Excerpts from The News, Alain de Botton:
- "Properly told, stories are able to operate on two levels. On the surface, they deal with particulars involving a range of facts related to a given time and place, a local culture and a social group - and it is these specifics that tend to bore us whenever they lie outside our own experience. But then, a layer beneath the particulars, the universals are hidden: the psychological, social and political themes that transcend the stories' temporal and geographical settings and are founded on unvarying fundamentals of human nature."
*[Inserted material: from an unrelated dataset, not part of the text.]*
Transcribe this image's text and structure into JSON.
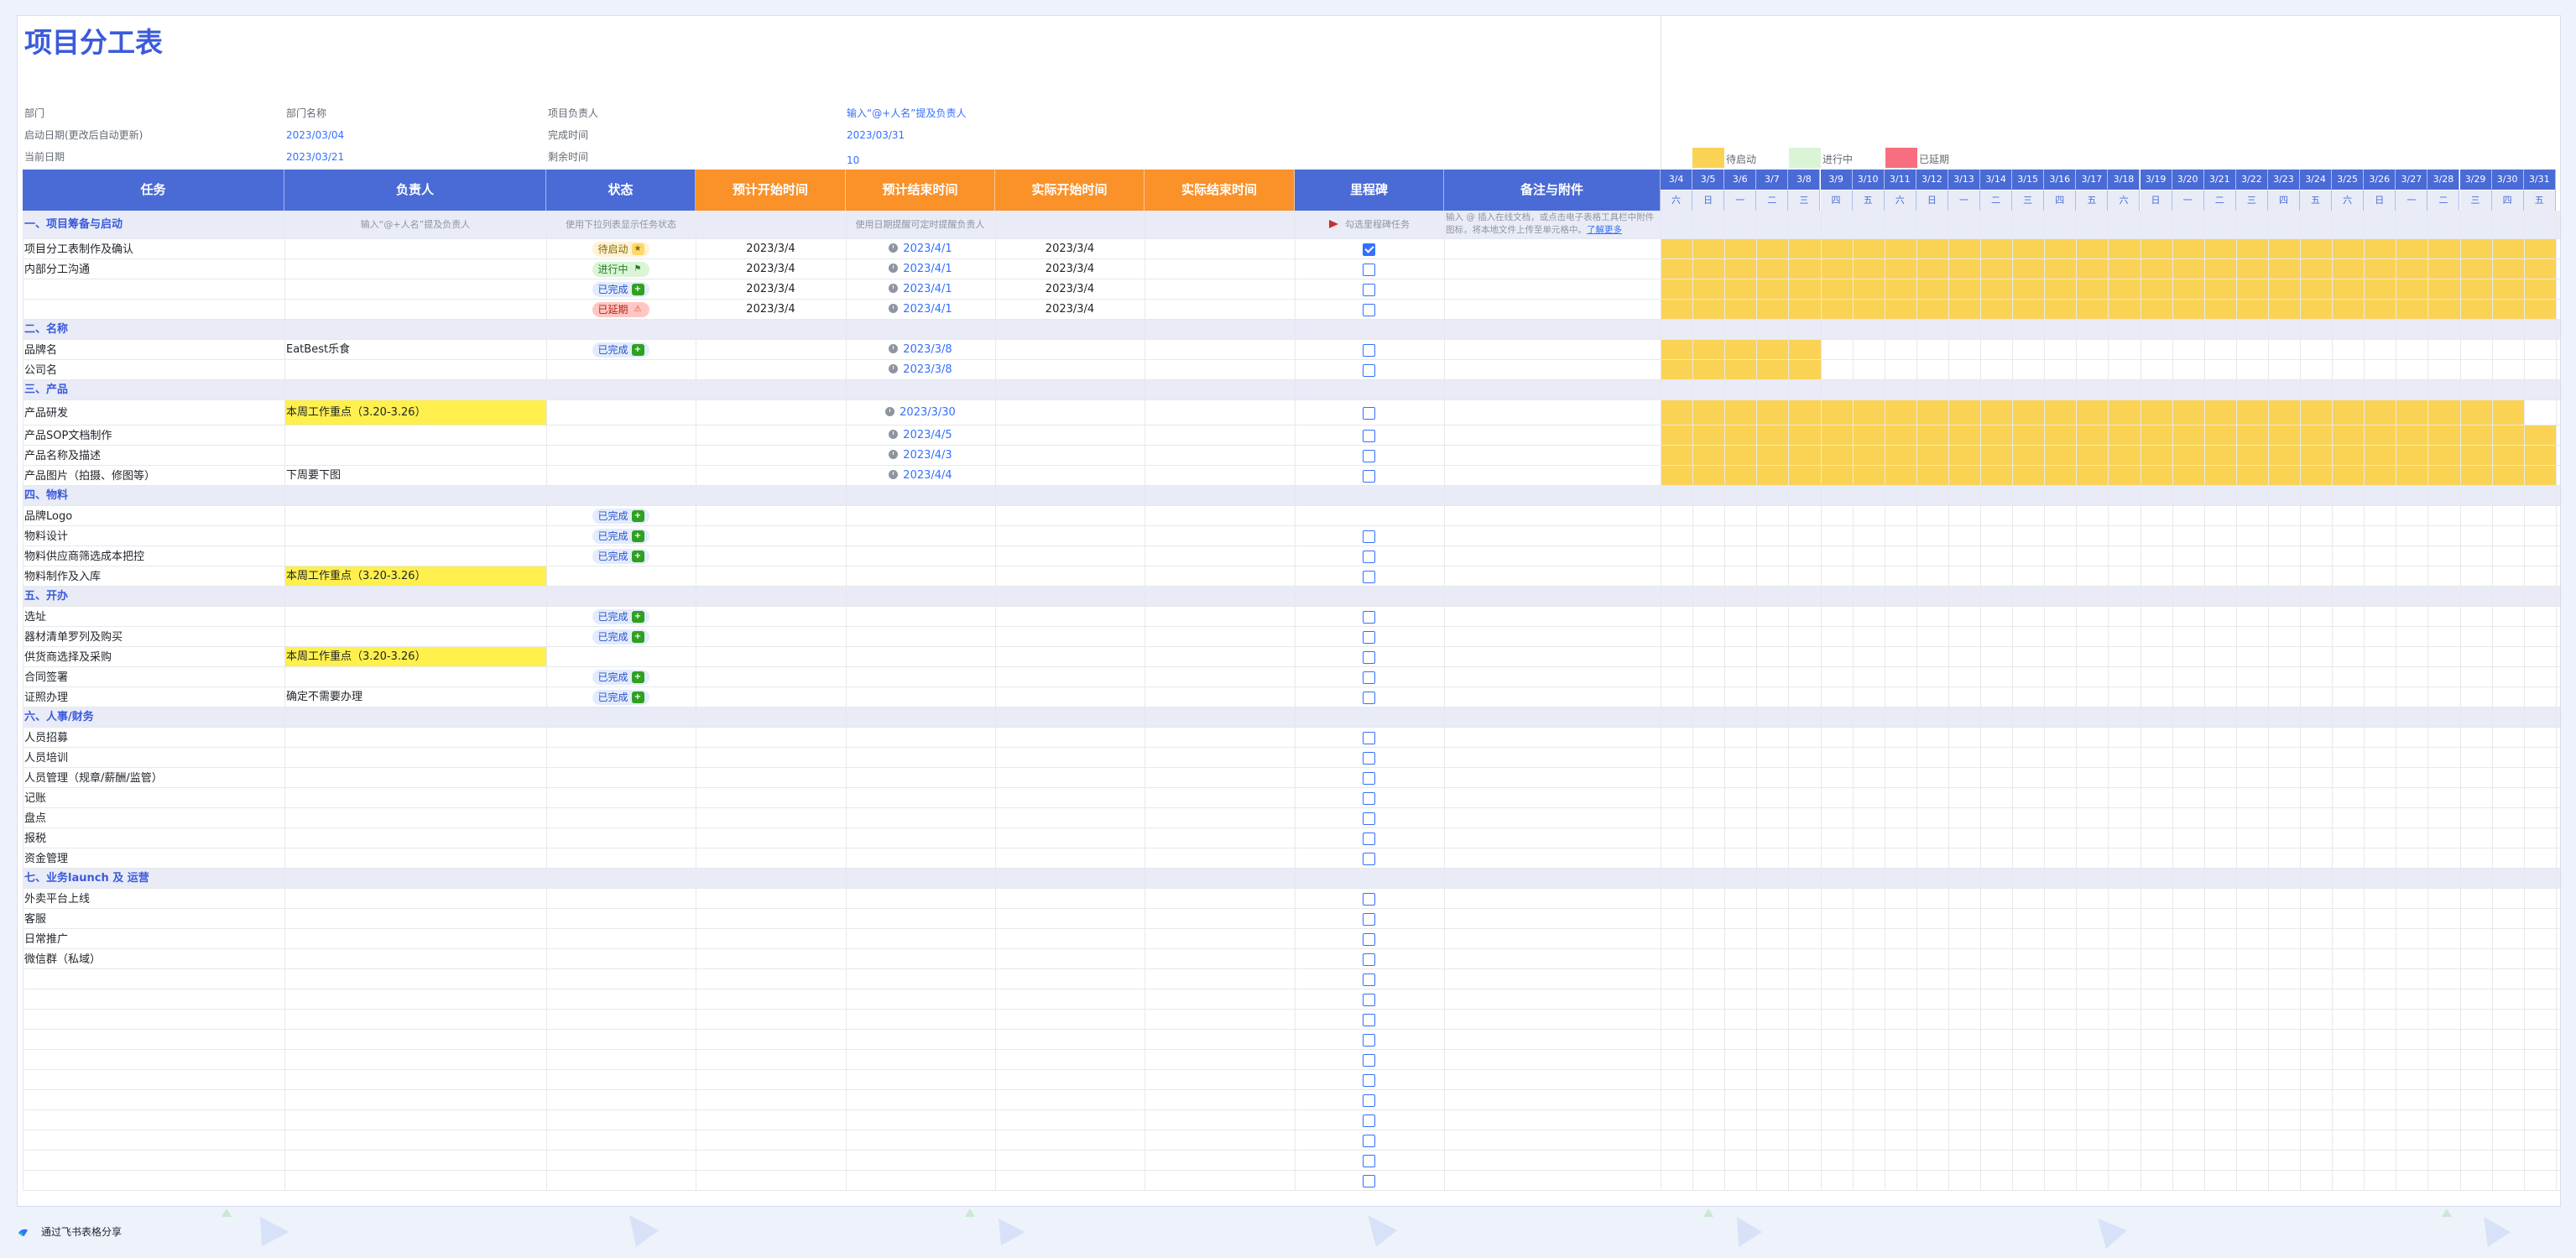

- "The problem is that the reporting methodologies developed by the modern news media - which privilege factually accurate, technologically speedy, impersonal, crisis-focused coverage to the near exclusion of any other kind - have by error led to a sort of globalized provincialism, whereby we at once know a good deal and don't care very much."
- "This, Auden wants to tell us, is what artists do: they notice stuff; the small and unobtrusive stuff that other people - ploughmen and shepherds, you and me, and journalists in a hurry - miss and yet that is essential to halting our usual indifference and callousness."
- "A contented resignation to a modest condition has come to seem not only a grave error, but possibly a sign of mental illness."
- "This is part of the reason we must keep checking the news in the first place: we might at any moment be informed of some extraordinary development that will fundamentally alter reality."
- "The news hub has the institutional amnesia of a hospital's accident and emergency department: nightly the bloodstains are wiped away and the memories of the dead erased."
- "But we will have nothing substantial to offer anyone else so long as we have not first mastered the art of being patient midwives to our own thoughts."